La voix de Bryers la fit sortir de son état de rêvasserie. Il était assis derrière le volant et la regardait avec l’air d’un père déçu par sa fille.
« Tu sais… tu n’es pas obligée de le faire, » dit Bryers. « Personne ne te regardera de travers si tu n’y vas pas. »
« En fait, je me sens obligée de le faire. Je me le dois à moi-même. »
Bryers soupira et regarda à travers le pare-brise. Devant eux, un grand parking était éclairé par de faibles réverbères placés sur les bords et au centre de l’espace. Trois voitures y étaient garées et Mackenzie pouvait distinguer la silhouette de trois hommes qui faisaient les cent pas d’un air anxieux.
Mackenzie tendit la main et ouvrit la portière de la voiture.
« Tout va bien se passer, » dit-elle.
« Je sais, » dit Bryers. « Mais… fais quand même attention à toi. Si quelque chose t’arrive ce soir et que certaines personnes apprennent que j’étais ici avec toi… »

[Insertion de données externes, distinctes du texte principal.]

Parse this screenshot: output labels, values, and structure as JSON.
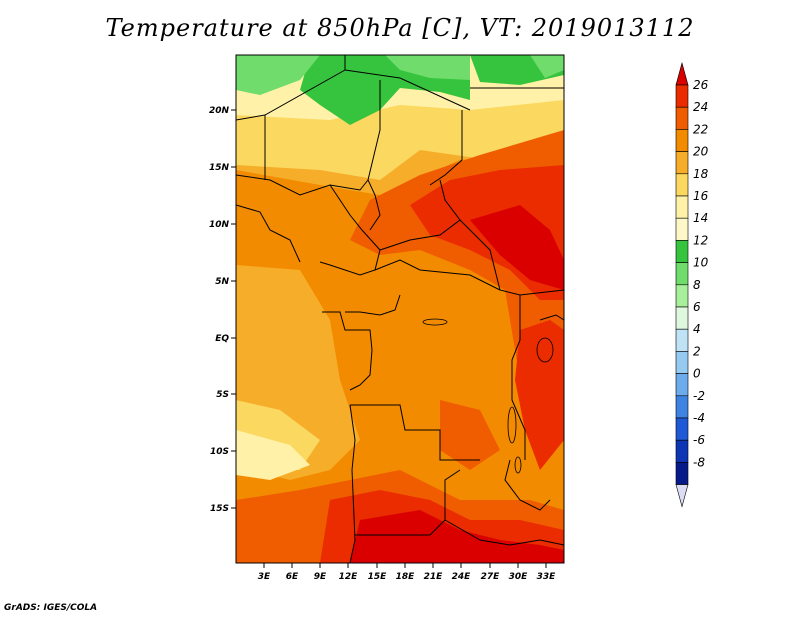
{
  "title": "Temperature at 850hPa [C], VT: 2019013112",
  "credit": "GrADS: IGES/COLA",
  "map": {
    "lat_ticks": [
      "20N",
      "15N",
      "10N",
      "5N",
      "EQ",
      "5S",
      "10S",
      "15S"
    ],
    "lon_ticks": [
      "3E",
      "6E",
      "9E",
      "12E",
      "15E",
      "18E",
      "21E",
      "24E",
      "27E",
      "30E",
      "33E"
    ]
  },
  "colorbar": {
    "labels": [
      "26",
      "24",
      "22",
      "20",
      "18",
      "16",
      "14",
      "12",
      "10",
      "8",
      "6",
      "4",
      "2",
      "0",
      "-2",
      "-4",
      "-6",
      "-8"
    ],
    "colors": [
      "#da0000",
      "#ea2c00",
      "#f05d00",
      "#f38b00",
      "#f5ad2a",
      "#fbd860",
      "#fff2a8",
      "#fef8c8",
      "#36c43e",
      "#6fdc6c",
      "#a8ef9c",
      "#dff7de",
      "#bfe3f5",
      "#96caf0",
      "#6cabec",
      "#3f83e2",
      "#2059d6",
      "#0e36b4",
      "#061a8a",
      "#dcdcf5"
    ]
  }
}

Elle n’attendit pas la fin de sa phrase. Elle sortit de la voiture et ferma la portière derrière elle. Elle tenait le Glock avec le canon baissé et s’avança lentement en direction des trois hommes qui se tenaient près des voitures. Elle savait qu’il n’y avait aucune raison d’être nerveuse mais elle ne parvenait pas à s’en empêcher. Même en voyant le visage d’Harry Dougan parmi eux, elle restait sur les nerfs.
« Il fallait vraiment que ce soit Bryers qui t’amène ? » demanda l’un des hommes.
« Il garde un œil sur moi, » dit-elle. « Il n’apprécie guère aucun d’entre vous. »
Les trois hommes se mirent à rire, puis regardèrent en direction de la voiture que Mackenzie venait de quitter. Ils firent tous un signe à Bryers d’une manière parfaitement synchronisée. Bryers leur décocha un faux sourire et leur montra le majeur de sa main droite en guise de réponse.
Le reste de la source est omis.